El hombre, que se llama Juan, sale de su casa. Tiene 76 años, pero su aspecto no es el de un anciano. Cuando se mira al espejo intenta recordar cómo eran las personas de su edad actual cuando él era un niño o un jovenzuelo. Para comenzar, pocos seres humanos llegaban a esas edades, sobre todo los hombres, porque solían llevar vidas menos sanas que las mujeres, fumando y bebiendo, muchos de ellos trabajando en oficios que producían agotamiento físico diario. Así que el aspecto de los mayores de hace sesenta o setenta años era bien distinto, más bien tirando a persona medio muerta, salvo alguna rara excepción. El hombre, Juan, mecánico, jubilado hace ya bastantes años, con una pensión baja como tantos en esta Región, mantiene unas costumbres diarias que procura no romper nunca. Durante toda su vida laboral se ha levantado a las siete, pero, ahora, eso, salvo alguna excepción rara, se ha terminado. Sin embargo, sigue manteniendo las mismas pautas de siempre, aunque saliendo de la cama alrededor de las ocho, con su afeitado y ducha diaria. Vive en una pedanía algo alejada del centro de la ciudad, pero casi nunca utiliza el transporte público porque el autobús pasa cada hora, y si pierdes uno tienes que esperar 55 minutos a que venga el siguiente. La verdad es que el transporte público en su ciudad es un desastre, siempre lo ha sido y probablemente lo seguirá siendo. Ha quedado con un amigo que vive en otra zona de la ciudad que disfruta de un tranvía y que sí ofrece un buen servicio, pero que solo tiene esa línea y la que va hasta una universidad privada, así que el resto de los ciudadanos tienen que tocárselas, las narices, digo, y él, Juan, todavía puede ir caminando apoyándose en su bastón.
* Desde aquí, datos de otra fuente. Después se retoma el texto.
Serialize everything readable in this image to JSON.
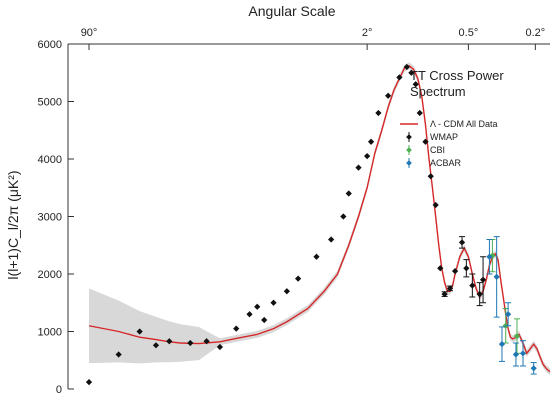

Pero el encuentro con su amigo será más tarde. Primero debe ir al centro de salud porque tiene cita hoy con su médico de familia para decirle que mea poco. La pidió hace ocho días y se la dieron para hoy, y comienza a dolerle el riñón. A su esposa tienen que operarla de vesícula, pero le han dado fecha para dentro de 110 días. A la pobre le dan unos cólicos tremendos, y le duele a menudo, pero el cirujano le ha dicho que no puede hacer otra cosa, que opera más de lo que debe, pero que cirujanos hay los que hay y que «la mies es mucha y los obreros somos pocos». «Pero, ¿qué está usted diciendo?», preguntó Juan un poco alterado. El médico dijo: «Nada, no se preocupe. Ay, Señor, Señor. Que vive usted en Murcia, hombre de Dios». Juan comprendió y se calló, porque que él también tiene una cita con el especialista, porque padece de asma, y le han dado para finales de febrero, y estamos en noviembre. Lo de que «la mies es mucha…» le recuerda algo, pero no sabe qué. Su memoria comienza a fallarle.

«Tengo que llamar a la inmobiliaria», recordó, «a ver si hay algo nuevo de la casa de la playa». Resulta que ha puesto en venta un apartamento que tiene en primera línea del Mar Menor, porque está en un segundo piso sin ascensor, eso sí, con unas vistas preciosas, que, para su mujer, sobre todo, las escaleras son demasiado esfuerzo ya. Lo compraron por 225.000 euros hace 15 años, y la última oferta que han recibido ha sido de 45.000, y están los dos que se suben por las paredes. Es verdad que el apartamento está situado justo donde hace unos meses se recogieron varias toneladas de peces muertos, pero los políticos están diciendo que el Mar Menor se va arreglar de un momento a otro, y, francamente, el apartamento es muy bueno, con casi 100 metros de superficie. Juan y su mujer siempre pensaron que sería una buena herencia para sus hijos y nietos, pero estos le han dicho que sí, que lo vendan, porque ellos no van a ir allí con el agua verde y el cieno por doquier. Juan va andando hacia su cita con el médico de familia. «Tengo que decirle cómo me crujen las rodillas. Es que estoy fatal de la artrosis. A ver si me manda al traumatólogo. Aunque, a lo mejor, cuando me vaya a ver, ya tengo que ir en silla de ruedas», piensa. «La mies es mucha…», ¿dónde he visto yo eso?